Before the pandemic, medical practitioners were subject to the conditions of the Ryan Haight Act, which required at least one in-person medical examination before prescribing a controlled medicine, Dr. Shabana Khan, chair of the American Psychiatric Association’s Committee on Telepsychiatry, told CNN in a previous story on the flexibilities.
Controlled medications include stimulant medications for attention-deficit hyperactivity disorder, benzodiazepines for anxiety, or medications for opioid use disorder, sleep or pain. The DEA’s website has a general list of controlled substances, and an exhaustive list can be found here.
One exception to this act has been a public health emergency declared by the secretary of the US Department of Health and Human Services, or HHS, which has been in place for the past three years due to the Covid-19 pandemic.
“It was immensely helpful,” Khan said, “and allowed many Americans to get their medical care without having to come in person, so we could treat patients completely remotely.”
With the public health emergency set to end May 11, on March 1 the DEA issued two proposals that would establish some flexibility in the telehealth framework moving forward, Khan said: The proposals would allow telehealth practitioners to prescribe one 30-day supply of buprenorphine — a medication for opioid use disorder — or Schedule III-V non-narcotic controlled medications without doing an in-person exam first. A patient would have to do an in-person exam before the second prescription of either type of medication, according to those proposals.
The agency received more than 38,000 messages during the period for official public comment, which was open through March.
Before today’s DEA extension, without a guarantee that those proposals would be approved, patients who have been getting certain controlled medications would have had to prepare so they didn’t experience a disruption in care.
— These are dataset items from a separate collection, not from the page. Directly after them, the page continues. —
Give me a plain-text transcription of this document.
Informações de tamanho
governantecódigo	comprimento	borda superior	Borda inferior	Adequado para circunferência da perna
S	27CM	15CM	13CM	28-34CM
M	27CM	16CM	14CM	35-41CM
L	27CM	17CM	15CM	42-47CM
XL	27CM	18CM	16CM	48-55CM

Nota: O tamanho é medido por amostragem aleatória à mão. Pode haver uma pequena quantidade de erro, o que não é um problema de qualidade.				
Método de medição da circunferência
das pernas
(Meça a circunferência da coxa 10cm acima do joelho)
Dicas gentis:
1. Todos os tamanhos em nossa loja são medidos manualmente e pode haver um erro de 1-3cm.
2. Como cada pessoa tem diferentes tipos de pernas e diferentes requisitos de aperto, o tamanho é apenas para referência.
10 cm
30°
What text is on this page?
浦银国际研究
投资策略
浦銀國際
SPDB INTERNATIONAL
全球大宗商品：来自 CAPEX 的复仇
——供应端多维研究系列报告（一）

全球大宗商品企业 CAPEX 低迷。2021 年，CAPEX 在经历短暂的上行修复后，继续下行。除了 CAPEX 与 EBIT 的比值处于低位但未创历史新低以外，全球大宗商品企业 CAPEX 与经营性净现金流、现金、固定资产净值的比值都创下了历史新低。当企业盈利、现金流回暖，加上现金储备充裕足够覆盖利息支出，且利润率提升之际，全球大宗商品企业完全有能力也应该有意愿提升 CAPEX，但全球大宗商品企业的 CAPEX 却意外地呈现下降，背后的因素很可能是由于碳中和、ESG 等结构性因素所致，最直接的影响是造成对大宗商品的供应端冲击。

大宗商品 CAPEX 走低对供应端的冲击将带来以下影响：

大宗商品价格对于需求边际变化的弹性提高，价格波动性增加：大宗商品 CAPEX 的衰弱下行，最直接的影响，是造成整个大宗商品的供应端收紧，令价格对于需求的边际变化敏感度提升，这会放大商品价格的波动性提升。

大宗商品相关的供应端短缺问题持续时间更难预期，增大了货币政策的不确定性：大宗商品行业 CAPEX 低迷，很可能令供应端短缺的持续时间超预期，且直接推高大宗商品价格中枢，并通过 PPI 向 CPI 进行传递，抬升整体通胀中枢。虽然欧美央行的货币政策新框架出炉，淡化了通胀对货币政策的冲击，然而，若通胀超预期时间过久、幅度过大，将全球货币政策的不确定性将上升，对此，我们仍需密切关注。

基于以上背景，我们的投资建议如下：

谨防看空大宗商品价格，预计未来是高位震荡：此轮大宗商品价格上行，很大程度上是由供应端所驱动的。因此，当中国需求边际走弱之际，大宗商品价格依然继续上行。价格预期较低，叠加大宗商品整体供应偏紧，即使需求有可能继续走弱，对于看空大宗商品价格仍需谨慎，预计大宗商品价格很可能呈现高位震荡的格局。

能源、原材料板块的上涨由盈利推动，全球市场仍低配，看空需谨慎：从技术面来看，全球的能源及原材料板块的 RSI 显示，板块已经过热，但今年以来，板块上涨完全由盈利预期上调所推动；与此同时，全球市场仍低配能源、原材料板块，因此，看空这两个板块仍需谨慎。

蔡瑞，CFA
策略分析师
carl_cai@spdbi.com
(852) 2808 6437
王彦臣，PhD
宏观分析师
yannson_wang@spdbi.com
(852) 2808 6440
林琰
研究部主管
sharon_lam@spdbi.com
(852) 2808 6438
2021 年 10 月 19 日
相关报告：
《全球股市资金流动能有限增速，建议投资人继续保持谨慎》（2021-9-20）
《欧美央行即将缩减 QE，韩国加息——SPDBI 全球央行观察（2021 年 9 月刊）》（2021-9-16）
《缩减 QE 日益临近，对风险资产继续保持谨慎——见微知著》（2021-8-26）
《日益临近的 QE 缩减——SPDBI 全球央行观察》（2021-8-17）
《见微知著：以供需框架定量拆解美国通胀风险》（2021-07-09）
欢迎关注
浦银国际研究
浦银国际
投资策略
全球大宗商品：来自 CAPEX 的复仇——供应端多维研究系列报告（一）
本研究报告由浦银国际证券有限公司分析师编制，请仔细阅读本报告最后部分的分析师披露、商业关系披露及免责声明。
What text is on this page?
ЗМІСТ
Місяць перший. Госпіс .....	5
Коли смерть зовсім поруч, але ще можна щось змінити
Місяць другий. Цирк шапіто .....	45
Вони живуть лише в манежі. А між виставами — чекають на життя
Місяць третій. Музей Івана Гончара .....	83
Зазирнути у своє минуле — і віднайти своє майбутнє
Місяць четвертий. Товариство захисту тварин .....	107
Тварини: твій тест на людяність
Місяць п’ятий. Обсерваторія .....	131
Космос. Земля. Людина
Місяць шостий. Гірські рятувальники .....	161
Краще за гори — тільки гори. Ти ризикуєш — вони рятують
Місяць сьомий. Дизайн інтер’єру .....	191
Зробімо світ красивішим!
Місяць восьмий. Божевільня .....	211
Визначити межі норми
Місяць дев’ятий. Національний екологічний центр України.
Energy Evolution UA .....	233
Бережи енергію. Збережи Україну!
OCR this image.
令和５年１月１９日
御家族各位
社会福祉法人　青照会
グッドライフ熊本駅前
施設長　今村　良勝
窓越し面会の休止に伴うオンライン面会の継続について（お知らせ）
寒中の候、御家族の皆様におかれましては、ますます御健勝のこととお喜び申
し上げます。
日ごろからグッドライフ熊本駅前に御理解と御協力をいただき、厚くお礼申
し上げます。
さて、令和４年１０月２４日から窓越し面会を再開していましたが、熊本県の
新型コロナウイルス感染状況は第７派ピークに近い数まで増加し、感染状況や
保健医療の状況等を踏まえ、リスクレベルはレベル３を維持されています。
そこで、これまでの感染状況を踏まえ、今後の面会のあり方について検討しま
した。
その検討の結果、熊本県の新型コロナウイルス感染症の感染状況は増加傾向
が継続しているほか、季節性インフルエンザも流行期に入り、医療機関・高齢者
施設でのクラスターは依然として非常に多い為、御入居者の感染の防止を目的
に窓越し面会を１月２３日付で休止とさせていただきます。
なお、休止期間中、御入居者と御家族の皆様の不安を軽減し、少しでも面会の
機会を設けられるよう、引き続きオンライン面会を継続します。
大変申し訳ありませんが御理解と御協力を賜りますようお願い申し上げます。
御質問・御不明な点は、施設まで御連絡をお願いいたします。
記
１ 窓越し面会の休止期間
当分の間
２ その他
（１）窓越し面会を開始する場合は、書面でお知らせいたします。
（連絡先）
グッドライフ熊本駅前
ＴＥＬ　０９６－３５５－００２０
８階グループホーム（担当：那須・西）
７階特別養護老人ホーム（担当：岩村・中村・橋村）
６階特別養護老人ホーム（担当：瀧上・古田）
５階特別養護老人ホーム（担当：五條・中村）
But now, while the DEA and HHS consider the public comments and revisions to the proposed rules, the DEA and Substance Abuse and Mental Health Services Administration have decided these telehealth flexibilities will remain in place for six more months — through November 11.
“We take those comments seriously and are considering them carefully,” DEA Administrator Anne Milgram said in a news release. “We recognize the importance of telemedicine in providing Americans with access to needed medications, and we have decided to extend the current flexibilities for six months while we work to find a way forward to give Americans that access with appropriate safeguards.”
Ultimately there will be a final, permanent set of regulations, according to the DEA.
Additionally, “if a patient and a practitioner have established a telemedicine relationship on or before November 11, 2023, the same telemedicine flexibilities that governed the relationship to that point are permitted until November 11, 2024,” according to the DEA (PDF).
This means any practitioner-patient telemedicine relationship beginning after November 11 will be subject to pre-pandemic rules unless a new final rule saying otherwise is in place by then, according to a DEA spokesperson.
The DEA’s decision has been praised by the American Medical Association’s chair of its Substance Use and Pain Care Task Force, Dr. Bobby Mukkamala.
“These medications, including those used to treat opioid use disorder, are a vital form of care for millions of Americans who have come to rely on safe and effective telemedicine appointments,” Mukkamala said in a statement. “Patients being treated with these medications often have challenges securing and traveling to in-person appointments. We are grateful the DEA is approaching this issue with the gravity it deserves, and we look forward to reviewing the details of the policy when they become available.”